そんな兄らしい発言から一樹さんの話は始まる。

「運命の番って知ってる?アルファとオメガの。」

 唐突な質問に困惑しながらも俺は首を縦に振る。実際運命の番は存在するようで、最近咲ちゃんの見ているニュースでもそのことが話題になっていた。

「君にこんなこといっても困惑させるだけかもしれないけど、僕と慶人は運命の番なんだ。」

 思わず素っ頓狂な言葉が出てしまう。確かに、さっき言った通り血のつながりがないのであれば運命の番の可能性はある。けれど、そんな身近にいて気付かないはずがない。

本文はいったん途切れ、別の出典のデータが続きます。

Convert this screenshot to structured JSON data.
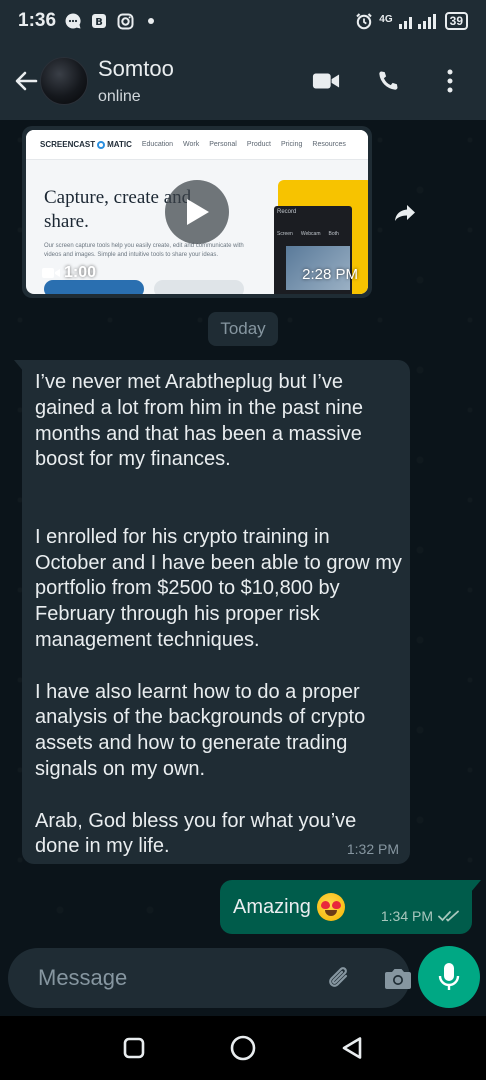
{
  "status_bar": {
    "time": "1:36",
    "network": "4G",
    "battery": "39",
    "icons": [
      "message-bubble-icon",
      "app-b-icon",
      "instagram-icon",
      "dot-icon",
      "alarm-icon",
      "signal-icon",
      "battery-icon"
    ]
  },
  "header": {
    "contact_name": "Somtoo",
    "contact_status": "online",
    "icons": [
      "back-arrow-icon",
      "video-call-icon",
      "voice-call-icon",
      "more-vert-icon"
    ]
  },
  "video_message": {
    "thumbnail": {
      "brand": "SCREENCAST",
      "brand_suffix": "MATIC",
      "nav_items": [
        "Education",
        "Work",
        "Personal",
        "Product",
        "Pricing",
        "Resources"
      ],
      "headline_line1": "Capture, create and",
      "headline_line2": "share.",
      "description": "Our screen capture tools help you easily create, edit and communicate with videos and images. Simple and intuitive tools to share your ideas.",
      "panel_title": "Record",
      "panel_tabs": [
        "Screen",
        "Webcam",
        "Both"
      ]
    },
    "duration": "1:00",
    "time": "2:28 PM"
  },
  "date_chip": "Today",
  "incoming_message": {
    "text": "I’ve never met Arabtheplug but I’ve gained a lot from him in the past nine months and that has been a massive boost for my finances.\n\n\nI enrolled for his crypto training in October and I have been able to grow my portfolio from $2500 to $10,800 by February through his proper risk management techniques.\n\nI have also learnt how to do a proper analysis of the backgrounds of crypto assets and how to generate trading signals on my own.\n\nArab, God bless you for what you’ve done in my life.",
    "time": "1:32 PM"
  },
  "outgoing_message": {
    "text": "Amazing",
    "emoji": "heart-eyes-emoji",
    "time": "1:34 PM",
    "status": "read"
  },
  "input_bar": {
    "placeholder": "Message"
  },
  "colors": {
    "chat_bg": "#0b141a",
    "bar_bg": "#1f2c34",
    "incoming_bubble": "#1f2c34",
    "outgoing_bubble": "#005c4b",
    "accent": "#00a884",
    "read_ticks": "#53bdeb"
  }
}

「慶人が気付かないのも無理はないよ。両親や親戚が総出で隠していたからね。本当、慶人には申し訳ないことをしたけれど、きっと気付いていたら今以上に苦しんでいたから。」

 そう話してくれているけど、それ以上の詮索は受け付けない雰囲気を醸し出している。慶人はきっと、俺にまだ話せていないこともたくさんある。そう感じた。まぁ、それを聞き出すつもりはない。無理にトラウマをこじ開けてもいい結果は出ない。

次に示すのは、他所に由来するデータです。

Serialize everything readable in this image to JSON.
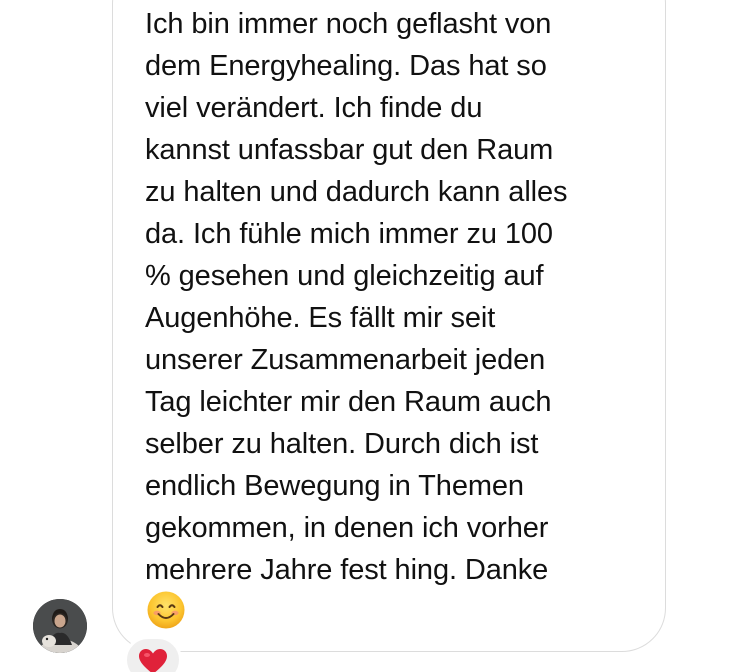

「けれど、本当によかった君がいてくれて。僕じゃできないから、慶人を幸せにして欲しいんだ。」

 その口調には少し悔しさが残っているが、慶人の幸せを願っているのは本当だろう。そうでないと運命を奪う俺にこんなことは言えないはずだ。

 どちらにしろ俺のすることに変わりない。一樹さんの言動一つ一つから慶人への愛を感じる。その愛を俺に譲ってくれたことに感謝しならが会社を後にする。

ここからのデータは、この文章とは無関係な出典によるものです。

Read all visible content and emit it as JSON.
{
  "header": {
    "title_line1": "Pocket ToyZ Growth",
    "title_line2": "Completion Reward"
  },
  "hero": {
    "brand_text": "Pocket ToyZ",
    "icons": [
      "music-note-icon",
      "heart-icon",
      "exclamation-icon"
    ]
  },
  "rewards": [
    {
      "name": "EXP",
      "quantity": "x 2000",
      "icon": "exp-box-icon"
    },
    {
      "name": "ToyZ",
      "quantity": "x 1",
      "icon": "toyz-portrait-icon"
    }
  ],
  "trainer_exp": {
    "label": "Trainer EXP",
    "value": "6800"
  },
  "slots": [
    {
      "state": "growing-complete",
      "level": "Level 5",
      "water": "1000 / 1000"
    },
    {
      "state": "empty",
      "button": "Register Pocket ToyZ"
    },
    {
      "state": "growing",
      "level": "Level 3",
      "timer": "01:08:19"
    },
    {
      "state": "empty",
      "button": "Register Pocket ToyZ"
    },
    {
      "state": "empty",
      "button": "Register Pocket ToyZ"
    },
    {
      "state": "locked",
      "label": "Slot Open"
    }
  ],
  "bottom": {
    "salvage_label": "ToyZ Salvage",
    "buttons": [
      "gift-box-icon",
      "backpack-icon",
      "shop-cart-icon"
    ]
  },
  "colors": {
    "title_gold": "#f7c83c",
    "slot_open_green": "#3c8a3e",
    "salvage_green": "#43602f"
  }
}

 今後も困ったことがあったら連絡をするようにと連絡先を交換してもらった。

 いつか2人がまた仲良くしてくれたら、と思う気持ちとそうしたら慶人を取られてしまうのではという気持ちとが少し交錯しているが、今日はとりあえず慶人への気持ちにしっかりとけじめをつけられただろうからそれで満足して、後のことはまた今度考えよう。

 それよりも俺は告白の返事を考えないといけない。いつもみたくかっこ悪い姿は見せたくない。